Chaque action que nous menons trouve ses origines dans les secrets multiples de nos biographies. Toute notre vie, notre enfance, les événements tragiques ou heureux, le bruit du monde, l’éducation, le hasard, nos rêves, nos nécessités, nos ambitions, l’imaginaire de nos ancêtres parlent lorsque nous prenons la parole ou lorsque nous bâtissons nos spectacles, nos entreprises, nos relations.

Je me suis longtemps demandé quelle était la boussole? Les valeurs républicaines qui traversent notre société depuis l’école jusqu’à notre culture pétrie de « Lumières », de philosophie, d’humanisme. Les valeurs humaines forgées dans la patience de celles et ceux qui nous aiment. Les valeurs universelles qui font des gestes tendres, de l’équité, du respect, de l’hospitalité, du soin porté à autrui et à soi-même le seul langage véritablement commun. Notre boussole est faite de toutes ces valeurs-là. Elle est faite aussi de la chair du monde, de notre rapport charnel à la vie, du mystère aussi qui nous appelle, du mystère qui depuis les divers « au-delà » nous invite à embrasser les profondeurs. Qu’est-ce qui lie tout cela? Quelle est-elle cette intuition qui malgré les obstacles nous gouverne? Pour ma part j’ai décidé de ne pas m’acharner à lui trouver un nom, un culte ou une quelconque légitimité.

Je sais qu’elle est là et que dans la mesure où je lui laisse la parole elle saura comment m’indiquer les chemins. Ce dont j’ai besoin aujourd’hui, c’est que d’autres, tout aussi forts de cette conviction secrète, puissent tenter maladroitement d’en faire raisonner la voix. Avons-nous besoin de savoir parfaitement nous exprimer pour prendre la parole? De combien de diplômes, récompenses ou titres avons-nous besoin avant d’avancer d’un pas franc? C’est l’histoire du monde qui se joue dans cette légère hésitation. Tout peut changer au moment où maladresse, hésitation, peur ne sont que le signe de bonne volonté. La terreur de croire que cela met en péril le « sérieux » dont nous avons besoin pour construire une vie digne est notre principal ennemi. Si nous la regardons de près cette terreur, quelle est-elle? Peur du manque, peur d’une dislocation sociale, peur d’une réputation mise à mal? Ces peurs sont presque impossibles à surmonter. Nous savons et avons vécu à quel point le jugement des autres, qu’il soit volontairement agressif ou non, peut détruire des vies, des familles. Comment ces jugements saccagent les êtres sans que parfois rien ne paraisse. Et alors nous passons une vie entière à ne pas vivre. Ce drame-là efface le sourire des enfants et arme les poings serrés des plus désespérés. Je sais bien que le besoin de se protéger n’est en rien une blague. Que cette terreur dont je parlais plus haut ne vient pas de nulle part. C’est pour cela que nous avons, aujourd’hui peut-être plus que jamais, besoin de pouvoir trouver refuge. Si chacun de nous pouvait devenir le gardien des efforts des autres, de leur maladresse, alors une force nouvelle pourrait peut-être remplacer la force de la terreur. Pourquoi ne pas tenter cela? Pas partout, pas d’un coup. Un premier petit pas. Essayer cela, trouver refuge en montrant la blessure. Il y a des êtres tout autour de nous qui ont déjà ce savoir. Qui savent accueillir. Tournons-nous vers eux.
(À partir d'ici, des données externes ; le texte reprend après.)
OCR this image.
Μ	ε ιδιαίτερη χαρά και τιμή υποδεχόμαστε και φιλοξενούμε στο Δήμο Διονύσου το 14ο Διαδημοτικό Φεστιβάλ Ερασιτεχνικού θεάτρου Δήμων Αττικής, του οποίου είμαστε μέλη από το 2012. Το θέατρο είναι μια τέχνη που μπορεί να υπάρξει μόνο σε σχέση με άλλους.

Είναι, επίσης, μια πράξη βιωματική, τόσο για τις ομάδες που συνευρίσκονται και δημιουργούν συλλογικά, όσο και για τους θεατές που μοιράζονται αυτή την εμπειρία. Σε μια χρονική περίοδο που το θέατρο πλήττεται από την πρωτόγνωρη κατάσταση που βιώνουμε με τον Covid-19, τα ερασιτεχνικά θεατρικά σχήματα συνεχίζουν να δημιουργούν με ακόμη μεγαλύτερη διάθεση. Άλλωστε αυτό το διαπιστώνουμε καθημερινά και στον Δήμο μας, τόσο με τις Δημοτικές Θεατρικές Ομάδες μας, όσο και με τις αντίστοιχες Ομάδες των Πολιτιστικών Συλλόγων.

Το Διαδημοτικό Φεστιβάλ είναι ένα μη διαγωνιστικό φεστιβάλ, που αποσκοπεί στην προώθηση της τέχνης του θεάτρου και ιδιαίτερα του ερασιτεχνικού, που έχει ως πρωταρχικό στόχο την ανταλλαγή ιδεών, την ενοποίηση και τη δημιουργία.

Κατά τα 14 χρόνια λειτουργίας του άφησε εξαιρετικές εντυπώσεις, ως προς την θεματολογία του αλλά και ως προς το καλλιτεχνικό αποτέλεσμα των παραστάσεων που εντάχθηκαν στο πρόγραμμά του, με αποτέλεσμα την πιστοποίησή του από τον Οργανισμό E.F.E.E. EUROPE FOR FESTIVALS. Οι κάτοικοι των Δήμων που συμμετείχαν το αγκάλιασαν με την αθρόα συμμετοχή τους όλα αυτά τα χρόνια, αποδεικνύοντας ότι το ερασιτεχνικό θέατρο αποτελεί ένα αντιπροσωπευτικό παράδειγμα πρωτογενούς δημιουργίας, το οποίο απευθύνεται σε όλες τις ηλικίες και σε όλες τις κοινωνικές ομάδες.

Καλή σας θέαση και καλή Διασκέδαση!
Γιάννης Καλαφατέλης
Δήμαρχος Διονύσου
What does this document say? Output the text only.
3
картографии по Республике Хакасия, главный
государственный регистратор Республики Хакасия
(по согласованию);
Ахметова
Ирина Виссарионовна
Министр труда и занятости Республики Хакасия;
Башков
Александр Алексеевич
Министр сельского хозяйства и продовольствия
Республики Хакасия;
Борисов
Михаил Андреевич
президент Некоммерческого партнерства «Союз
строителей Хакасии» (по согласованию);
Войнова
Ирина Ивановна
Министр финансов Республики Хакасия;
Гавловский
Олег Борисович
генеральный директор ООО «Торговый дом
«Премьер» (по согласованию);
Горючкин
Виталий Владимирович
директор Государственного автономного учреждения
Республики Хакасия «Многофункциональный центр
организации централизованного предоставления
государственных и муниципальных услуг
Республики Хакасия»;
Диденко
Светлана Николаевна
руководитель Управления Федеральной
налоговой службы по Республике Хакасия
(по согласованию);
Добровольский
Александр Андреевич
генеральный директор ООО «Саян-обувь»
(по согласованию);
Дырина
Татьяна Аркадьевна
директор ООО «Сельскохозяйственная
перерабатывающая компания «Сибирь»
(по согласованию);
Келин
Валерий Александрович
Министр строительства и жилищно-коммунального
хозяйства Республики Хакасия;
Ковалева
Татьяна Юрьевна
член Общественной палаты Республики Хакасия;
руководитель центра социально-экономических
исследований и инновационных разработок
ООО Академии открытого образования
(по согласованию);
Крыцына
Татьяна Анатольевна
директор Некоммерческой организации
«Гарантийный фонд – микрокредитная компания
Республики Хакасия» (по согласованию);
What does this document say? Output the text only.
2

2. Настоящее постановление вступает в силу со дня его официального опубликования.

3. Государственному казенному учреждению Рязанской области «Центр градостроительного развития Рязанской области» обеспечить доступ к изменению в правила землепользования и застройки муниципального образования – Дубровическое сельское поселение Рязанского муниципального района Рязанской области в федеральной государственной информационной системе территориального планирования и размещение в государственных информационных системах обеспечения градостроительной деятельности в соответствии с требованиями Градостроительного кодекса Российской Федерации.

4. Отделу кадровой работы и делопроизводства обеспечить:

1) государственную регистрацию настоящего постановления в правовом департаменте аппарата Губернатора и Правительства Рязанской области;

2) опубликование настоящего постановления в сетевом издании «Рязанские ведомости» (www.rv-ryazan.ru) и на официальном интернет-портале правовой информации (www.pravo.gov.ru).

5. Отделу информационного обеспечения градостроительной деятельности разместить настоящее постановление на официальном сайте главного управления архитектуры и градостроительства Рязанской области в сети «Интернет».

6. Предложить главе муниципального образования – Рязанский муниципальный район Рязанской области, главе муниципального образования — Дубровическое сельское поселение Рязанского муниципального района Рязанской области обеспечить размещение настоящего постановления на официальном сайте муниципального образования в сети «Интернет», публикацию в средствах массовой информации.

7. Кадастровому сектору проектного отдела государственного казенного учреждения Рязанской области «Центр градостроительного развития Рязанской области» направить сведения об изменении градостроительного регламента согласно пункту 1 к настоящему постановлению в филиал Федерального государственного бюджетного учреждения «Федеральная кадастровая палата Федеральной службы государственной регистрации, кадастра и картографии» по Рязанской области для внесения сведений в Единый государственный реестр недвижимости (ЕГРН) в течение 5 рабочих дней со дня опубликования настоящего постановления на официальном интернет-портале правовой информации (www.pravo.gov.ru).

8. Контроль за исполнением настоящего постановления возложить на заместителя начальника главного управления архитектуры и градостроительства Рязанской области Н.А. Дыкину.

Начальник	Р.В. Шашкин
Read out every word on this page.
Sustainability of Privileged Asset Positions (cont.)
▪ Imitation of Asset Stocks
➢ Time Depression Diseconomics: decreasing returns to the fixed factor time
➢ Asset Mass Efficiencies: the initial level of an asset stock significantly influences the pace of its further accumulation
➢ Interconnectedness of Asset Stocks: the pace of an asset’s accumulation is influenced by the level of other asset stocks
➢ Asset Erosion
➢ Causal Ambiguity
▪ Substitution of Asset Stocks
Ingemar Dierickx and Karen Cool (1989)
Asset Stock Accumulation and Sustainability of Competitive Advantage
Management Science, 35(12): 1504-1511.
Dans les nombreux voyages qui ont été les miens, j’ai eu la chance de rencontrer beaucoup de ces personnes-là. Des inconnues souvent en ce qui me concerne. Chacune d’elles a laissé une trace en moi, une graine. On ne sait jamais quand elles vont germer ou pousser ces graines. On ne peut pas savoir. Il ne faut pas savoir. Suivre son intuition et récolter on ne sait quand.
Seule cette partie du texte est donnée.